A closer look at Ajax’s goal performance

I am so fascinated by Ajax's performance in the league this season, and I'm intrigued that there was such a large gap between the Pythagorean estimate and the actual point total.  To be sure, FC Twente's performance also greatly outperformed their Pythagorean estimate.  But Ajax's record deserves closer scrutiny because their goalscoring record was so ridiculous.

Most league teams exhibit skewness, or asymmetry, in their goalscoring distribution, in almost all cases to the right.  This is called positive skew in the literature.  To give one example, here is Manchester United's goals scored distribution from last season's English Premier League:


The distribution is concentrated between one and two goals with the higher scoring events spread out to the right.  It's fairly typical of most teams including league winners like Man U last season.  

For completeness, here's Man U's goals allowed distribution from last season: ManUtd0809_GoalsAgainst 

Here the skewness is more pronounced as the defense created a majority of clean sheets and allowed very few goals in the other matches. (Man U's defense only allowed three goals or more in two league matches in 2008-09.)  This is a typical observation in league winners; United's record is very good compared to most champions, but it's not unusual for a champion's defensive record to be so positively-skewed.

When we develop the Pythagorean exponent, we come up with parameter estimates that fit both the offensive and defensive distributions simultaneously.  The big assumption is that both probability distributions follow a Weibull distribution.  Because we have to fit both distributions simultaneously, we can't fit every feature of both distributions, but we can fit enough to make the estimate fairly accurate within an acceptable tolerance level.

Now, here's Ajax's goals scored distribution: Ajax_gf
Ajax's scoring record was quite different from what I've seen from most teams, including league winners.  Their scoring distribution is very negatively skewed, meaning that they scored goals in bunches a lot during the season.  (The bars in the histogram display the raw frequency of goals scored between the intervals on the goals axis; the blue line is the probability density.) 

Their scoring defense record is even more amazing: Ajax_ga
Much was spoken about Ajax's scoring prowess this season, but not as much about their goal defense. They allowed just 20 goals in the league, and only four at home!  There is a very strong positive skewness in the distribution, and a high level of peakedness (kurtosis) present.  (I'm still learning R and haven't figured out how to smooth the density properly.) 

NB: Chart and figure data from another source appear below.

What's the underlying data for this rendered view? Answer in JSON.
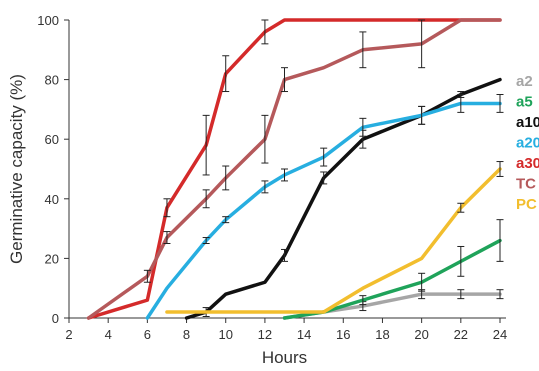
{
  "chart_data": {
    "type": "line",
    "xlabel": "Hours",
    "ylabel": "Germinative capacity (%)",
    "xlim": [
      2,
      24
    ],
    "ylim": [
      0,
      100
    ],
    "xticks": [
      2,
      4,
      6,
      8,
      10,
      12,
      14,
      16,
      18,
      20,
      22,
      24
    ],
    "yticks": [
      0,
      20,
      40,
      60,
      80,
      100
    ],
    "grid": false,
    "legend_position": "right",
    "series": [
      {
        "name": "a2",
        "color": "#a6a6a6",
        "points": [
          [
            13,
            0
          ],
          [
            15,
            2
          ],
          [
            17,
            4
          ],
          [
            20,
            8
          ],
          [
            22,
            8
          ],
          [
            24,
            8
          ]
        ],
        "errors": [
          0,
          0,
          1.5,
          1.5,
          1.5,
          1.5
        ]
      },
      {
        "name": "a5",
        "color": "#1fa35a",
        "points": [
          [
            13,
            0
          ],
          [
            15,
            2
          ],
          [
            17,
            6
          ],
          [
            20,
            12
          ],
          [
            22,
            19
          ],
          [
            24,
            26
          ]
        ],
        "errors": [
          0,
          0,
          1.5,
          3,
          5,
          7
        ]
      },
      {
        "name": "a10",
        "color": "#111111",
        "points": [
          [
            8,
            0
          ],
          [
            9,
            2
          ],
          [
            10,
            8
          ],
          [
            12,
            12
          ],
          [
            13,
            21
          ],
          [
            15,
            47
          ],
          [
            17,
            60
          ],
          [
            20,
            68
          ],
          [
            22,
            75
          ],
          [
            24,
            80
          ]
        ],
        "errors": [
          0,
          1.5,
          0,
          0,
          2,
          2,
          3,
          3,
          1,
          0
        ]
      },
      {
        "name": "a20",
        "color": "#27aee0",
        "points": [
          [
            6,
            0
          ],
          [
            7,
            10
          ],
          [
            9,
            26
          ],
          [
            10,
            33
          ],
          [
            12,
            44
          ],
          [
            13,
            48
          ],
          [
            15,
            54
          ],
          [
            17,
            64
          ],
          [
            20,
            68
          ],
          [
            22,
            72
          ],
          [
            24,
            72
          ]
        ],
        "errors": [
          0,
          0,
          1,
          1,
          2,
          2,
          3,
          3,
          3,
          3,
          3
        ]
      },
      {
        "name": "a30",
        "color": "#d42a2a",
        "points": [
          [
            3,
            0
          ],
          [
            6,
            6
          ],
          [
            7,
            37
          ],
          [
            9,
            58
          ],
          [
            10,
            82
          ],
          [
            12,
            96
          ],
          [
            13,
            100
          ],
          [
            24,
            100
          ]
        ],
        "errors": [
          0,
          0,
          3,
          10,
          6,
          4,
          0,
          0
        ]
      },
      {
        "name": "TC",
        "color": "#b5595b",
        "points": [
          [
            3,
            0
          ],
          [
            6,
            14
          ],
          [
            7,
            27
          ],
          [
            9,
            40
          ],
          [
            10,
            47
          ],
          [
            12,
            60
          ],
          [
            13,
            80
          ],
          [
            15,
            84
          ],
          [
            17,
            90
          ],
          [
            20,
            92
          ],
          [
            22,
            100
          ],
          [
            24,
            100
          ]
        ],
        "errors": [
          0,
          2,
          2,
          3,
          4,
          8,
          4,
          0,
          6,
          8,
          0,
          0
        ]
      },
      {
        "name": "PC",
        "color": "#f2be2e",
        "points": [
          [
            7,
            2
          ],
          [
            15,
            2
          ],
          [
            17,
            10
          ],
          [
            20,
            20
          ],
          [
            22,
            37
          ],
          [
            24,
            50
          ]
        ],
        "errors": [
          0,
          0,
          0,
          0,
          1.5,
          2.5
        ]
      }
    ]
  }
}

I believe that this combination of scoring distributions causes the Pythagorean estimate to break down.  The league Pythagorean exponent produces a probability distribution that will never be able to correspond well to both the offensive and defensive distributions under these conditions.  I am willing to guess that this happens during the truly historic seasons by league winners, whether it's Barcelona last season in La Liga, and perhaps Chelsea in the Premiership this season.

I am thinking that there needs to be an estimate of second-order points that would be augmented to the initial Pythagorean estimate.  In contrast to the second-order wins formulated for baseball, I seriously doubt that it can be determined by looking at the box score.  One possible route is to consider the moments of the probability distribution about the mean and determine their effect on points won during a league season.  That's one approach; I'm open to others.